Three one-hour shows, “Blackaphobia”, “Dude, Where’s My Ghetto Pass” and “In Race We Lust”, scheduled for late February are based on the vision of ego trip, a quintet of multi-cultural and racially-mixed mavericks: Sacha Jenkins, Elliott Wilson, Chairman Mao, Gabriel Alvarez and Brent Rollins.  Nailing a place on Entertainment Weekly’s list of the Top 25 Funniest People in America, the crew of agit-pop journalists and publishers of the defunct, indie cult-hit mag, ego trip, are co-authors of ego trip’s Book of Rap Lists and ego trip’s Big Book of Racism!, the latter of which caught the attention of executives at VH1.

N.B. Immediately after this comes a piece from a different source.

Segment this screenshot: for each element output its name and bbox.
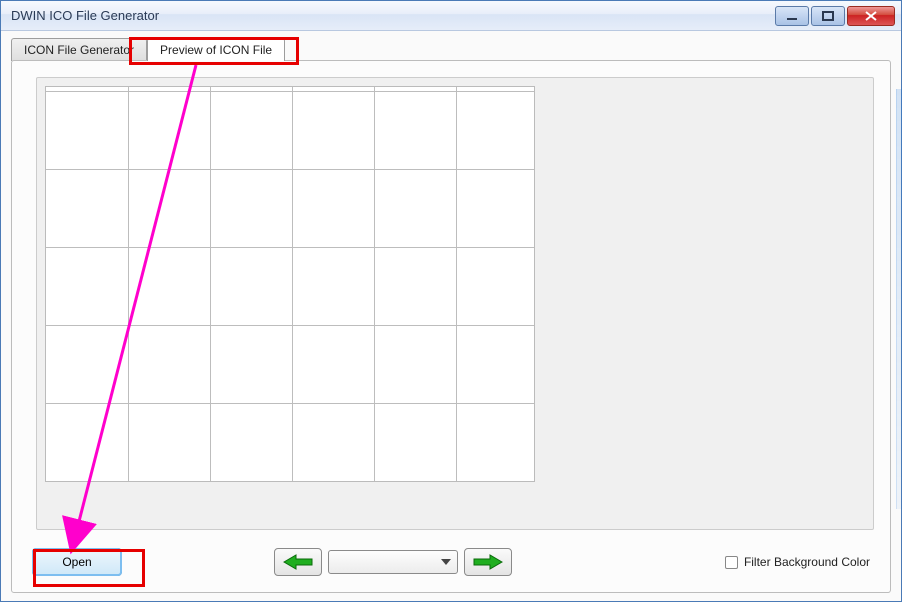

“Joey Anuff, a producer at VH1, contacted us, telling us he was extremely interested in seeing if we could turn some of the content in the Big Book of Racism into a TV series,” Elliott Wilson says, original co-founder of ego trip magazine with Sacha Jenkins and currently editor-in-chief of hip-hop’s fastest growing magazine, XXL, “After doing a magazine and two successful books, it’s fine time for us to get another shot at the small screen.”


“Most of the time VH1 just looks back at the stuff we love, or makes us laugh or whatever,” Joey Anuff, supervising producer at VH1 says, “But when you look at ego trip’s books, you see they’re looking at the same stuff with a much more charged lens.  In a way they’re the perfect VH1 project.”